2
votes

Is there a simple way to check if string is valid UTF-8 sequence in JavaScript?

I really do not want to end with a regular expression like this:

Regex to detect invalid UTF-8 string

P.S.: I am receiving data from external API and sometimes (very rarely but it happens) it returns data with invalid UTF-8 sequences. Trying to put them into PostgreSQL results in an appropriate error.

1
I don't think that really makes any sense. A string is a list of characters. UTF-8 is a way of representing characters in a binary format. A string in itself does not have an encoding. - njzk2
unless you are trying to determine if a string can be represented completely using utf-8 encoding ? - njzk2
the only way to check for a valid UTF8 is to check whether or not it contains invalid utf8 chars. The regex you linked is an effective, concise and efficient way to perform the check. You can, of course, check against your own dictionary, in a custom tuned way. - PA.
I don't know of any built-in method so last time I needed this, I used text.match(/[\x80-\xFF]+/) to gather potential problems, and checked each match against the UTF-8 specification -- 52 lines of code. Using that regexp is actually a pretty neat, fast, and simple way. - Jongware
or you are trying to figure out if a sequence of bytes can be interpreted as an utf-8 encoded string? - njzk2

1 Answers

4
votes

UTF-8 is in fact a simple encoding, but still what you are asking can't be done with a one-liner. You have to:

  1. Override the Content-Type of the response to have a byte array in your script and prevent the browser/library to interpret the response itself
  2. Looping over the bytes to make characters.
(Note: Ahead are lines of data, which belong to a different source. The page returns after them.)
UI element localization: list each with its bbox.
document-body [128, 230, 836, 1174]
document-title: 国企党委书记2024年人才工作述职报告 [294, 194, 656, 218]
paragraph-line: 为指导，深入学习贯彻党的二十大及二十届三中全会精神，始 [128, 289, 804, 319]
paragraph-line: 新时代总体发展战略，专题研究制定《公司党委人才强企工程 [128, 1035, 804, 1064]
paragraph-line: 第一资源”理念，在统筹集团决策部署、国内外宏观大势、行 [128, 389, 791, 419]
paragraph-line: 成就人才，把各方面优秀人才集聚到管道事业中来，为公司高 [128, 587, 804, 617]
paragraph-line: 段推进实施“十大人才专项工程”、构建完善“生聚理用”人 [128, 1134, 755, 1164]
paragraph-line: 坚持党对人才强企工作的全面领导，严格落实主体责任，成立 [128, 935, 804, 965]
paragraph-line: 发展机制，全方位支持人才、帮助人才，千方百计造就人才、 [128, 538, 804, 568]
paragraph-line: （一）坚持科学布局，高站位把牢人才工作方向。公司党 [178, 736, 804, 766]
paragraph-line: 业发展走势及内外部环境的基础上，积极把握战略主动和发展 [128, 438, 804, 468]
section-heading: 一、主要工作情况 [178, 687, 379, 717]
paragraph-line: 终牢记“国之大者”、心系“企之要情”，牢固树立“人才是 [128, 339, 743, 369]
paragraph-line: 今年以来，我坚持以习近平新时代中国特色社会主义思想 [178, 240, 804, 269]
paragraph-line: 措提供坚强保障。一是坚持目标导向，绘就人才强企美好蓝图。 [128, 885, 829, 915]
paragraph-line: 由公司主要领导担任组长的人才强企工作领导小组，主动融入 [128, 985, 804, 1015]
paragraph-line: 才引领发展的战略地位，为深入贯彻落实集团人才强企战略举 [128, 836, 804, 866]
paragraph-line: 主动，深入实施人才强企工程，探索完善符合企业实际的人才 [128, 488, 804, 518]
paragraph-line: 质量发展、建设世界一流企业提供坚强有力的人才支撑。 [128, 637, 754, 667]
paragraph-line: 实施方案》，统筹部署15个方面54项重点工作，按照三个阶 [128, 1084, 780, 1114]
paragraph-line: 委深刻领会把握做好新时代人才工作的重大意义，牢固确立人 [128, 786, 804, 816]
Note that UTF-8 is a variable-length encoding, and that's why some sequences are invalid.
  3. If an invalid octet is found, skip it
  4. If needed, deserialize the JSON/XML/whatever string to a JavaScript object, possibly by handing failures

Deciding if a certain array is a valid UTF-8 sequence is quite a straightforward task (just a bunch of if statements and bit shiftings), but again it's not a one line thing.